When it comes to electronic music, Jean Michel Jarre must be considered an authentic milestone. Beyond the artistic value, his greatest merit was to "commercialize" electronic music. Until his arrival, synthesizers marked the great experience of German cosmic music, thus remaining in the realm of cultured avant-garde. Jarre liberated synths from this golden prison, gifting the masses with the astonishing sounds (for the time) of the most advanced sequencers. To succeed in his endeavor, he abandoned the suite format (necessary for the Germans) for a more conventional song format, accentuated catchiness, and introduced the danceable element with this album. Jarre had no metaphysical pretensions like the cosmic couriers; he only wanted to provide, as he himself admits in the CD booklet, a demonstration of the great possibilities of the latest developments in the electronic field (we are in 1978).

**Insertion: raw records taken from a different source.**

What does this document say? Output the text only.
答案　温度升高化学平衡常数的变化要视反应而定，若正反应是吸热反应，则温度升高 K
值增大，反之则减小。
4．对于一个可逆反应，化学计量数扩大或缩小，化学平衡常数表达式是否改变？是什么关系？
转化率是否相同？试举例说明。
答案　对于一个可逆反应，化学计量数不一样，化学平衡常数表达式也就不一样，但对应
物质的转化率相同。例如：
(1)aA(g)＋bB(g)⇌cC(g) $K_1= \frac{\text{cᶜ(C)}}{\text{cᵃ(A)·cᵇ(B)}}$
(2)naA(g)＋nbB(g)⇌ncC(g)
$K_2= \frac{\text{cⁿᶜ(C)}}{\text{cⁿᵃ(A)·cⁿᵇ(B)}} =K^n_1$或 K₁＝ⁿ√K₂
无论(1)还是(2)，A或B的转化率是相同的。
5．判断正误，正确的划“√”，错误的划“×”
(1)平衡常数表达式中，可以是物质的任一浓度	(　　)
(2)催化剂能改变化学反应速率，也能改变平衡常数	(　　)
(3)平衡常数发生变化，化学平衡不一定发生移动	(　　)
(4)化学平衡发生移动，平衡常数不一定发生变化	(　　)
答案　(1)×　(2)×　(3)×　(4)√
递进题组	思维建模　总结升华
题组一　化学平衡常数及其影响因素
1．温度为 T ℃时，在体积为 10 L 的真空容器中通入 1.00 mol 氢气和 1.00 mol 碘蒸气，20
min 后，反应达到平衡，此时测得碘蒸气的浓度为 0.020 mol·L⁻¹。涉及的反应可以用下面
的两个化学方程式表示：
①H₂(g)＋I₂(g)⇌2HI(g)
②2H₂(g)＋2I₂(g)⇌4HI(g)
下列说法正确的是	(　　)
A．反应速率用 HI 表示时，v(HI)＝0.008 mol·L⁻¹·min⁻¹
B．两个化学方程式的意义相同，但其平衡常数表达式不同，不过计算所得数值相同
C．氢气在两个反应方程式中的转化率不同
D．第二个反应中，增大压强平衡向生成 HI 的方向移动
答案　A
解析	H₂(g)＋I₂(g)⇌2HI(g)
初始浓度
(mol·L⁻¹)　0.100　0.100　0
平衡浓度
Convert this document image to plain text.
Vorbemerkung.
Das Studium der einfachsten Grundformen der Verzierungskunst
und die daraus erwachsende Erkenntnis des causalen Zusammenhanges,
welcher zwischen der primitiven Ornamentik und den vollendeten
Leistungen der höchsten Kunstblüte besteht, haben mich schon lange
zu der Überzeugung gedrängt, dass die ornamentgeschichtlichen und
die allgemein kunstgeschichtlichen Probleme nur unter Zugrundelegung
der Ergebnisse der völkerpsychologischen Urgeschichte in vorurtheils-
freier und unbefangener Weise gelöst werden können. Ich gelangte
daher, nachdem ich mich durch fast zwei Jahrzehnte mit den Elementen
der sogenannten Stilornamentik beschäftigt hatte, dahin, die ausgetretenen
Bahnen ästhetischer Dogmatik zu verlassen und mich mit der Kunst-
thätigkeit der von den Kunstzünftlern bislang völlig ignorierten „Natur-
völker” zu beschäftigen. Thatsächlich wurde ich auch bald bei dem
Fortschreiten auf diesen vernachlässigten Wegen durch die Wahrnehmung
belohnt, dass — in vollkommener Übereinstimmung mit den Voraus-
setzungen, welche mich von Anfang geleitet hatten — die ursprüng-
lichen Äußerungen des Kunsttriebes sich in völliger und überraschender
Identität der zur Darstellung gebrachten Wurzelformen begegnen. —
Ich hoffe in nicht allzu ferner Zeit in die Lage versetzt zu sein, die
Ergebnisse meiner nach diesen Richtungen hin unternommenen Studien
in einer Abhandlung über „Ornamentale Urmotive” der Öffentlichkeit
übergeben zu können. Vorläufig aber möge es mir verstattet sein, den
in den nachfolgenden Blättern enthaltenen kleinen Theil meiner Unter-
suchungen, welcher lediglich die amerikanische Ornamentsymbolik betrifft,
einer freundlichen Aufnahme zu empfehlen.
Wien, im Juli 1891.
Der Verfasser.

The previous "Oxygene", a mythical album that everyone, even subconsciously, has in their memory due to it being plundered by TV themes and services, paved the way for "Equinoxe" where Jarre definitively found the path to follow. Composed of eight purely instrumental parts, interconnected, it offers 38 minutes of French " grandeur ", but above all, it proves that regardless of the less "noble" purpose of the operation (still criticized today by the most extreme avant-gardists, and admittedly by a certain somewhat snobbish critique), Jarre was a virtuoso of synths. The sounds he manages to shape are truly remarkable for the period, typically analog and beautiful. Every time you listen to the album, you realize a different sound layer that was previously ignored, demonstrating the complexity of the project. In short, "commercial" electronic music but done as it should be. It starts with the almost new-age ambient watercolor of part 2, which continues with classical influences in the third, until you're swept away by the irresistible ride of the famous part 4, and the danceable rhythm of the equally famous fifth. The hammering notes of part 6, which seem to come out of a vintage video game, prelude the episode where the French spirit emerges the most: the exhilarating crescendo vortex of part 7, a triumphant and intoxicating melody worthy of being the star of his most famous show at Place De La Concorde, with half a million Parisians in delirium. The show, (because the best definition for his electronics is "spectacular") ends under the rain of a sad 50s orchestral band, rigorously synthetic.
Epic album, it paved the way for a "consumer" genre that benefitted many artists, most of whom lacked the talent of the Frenchman, who later experimented with solutions not always up to his fame.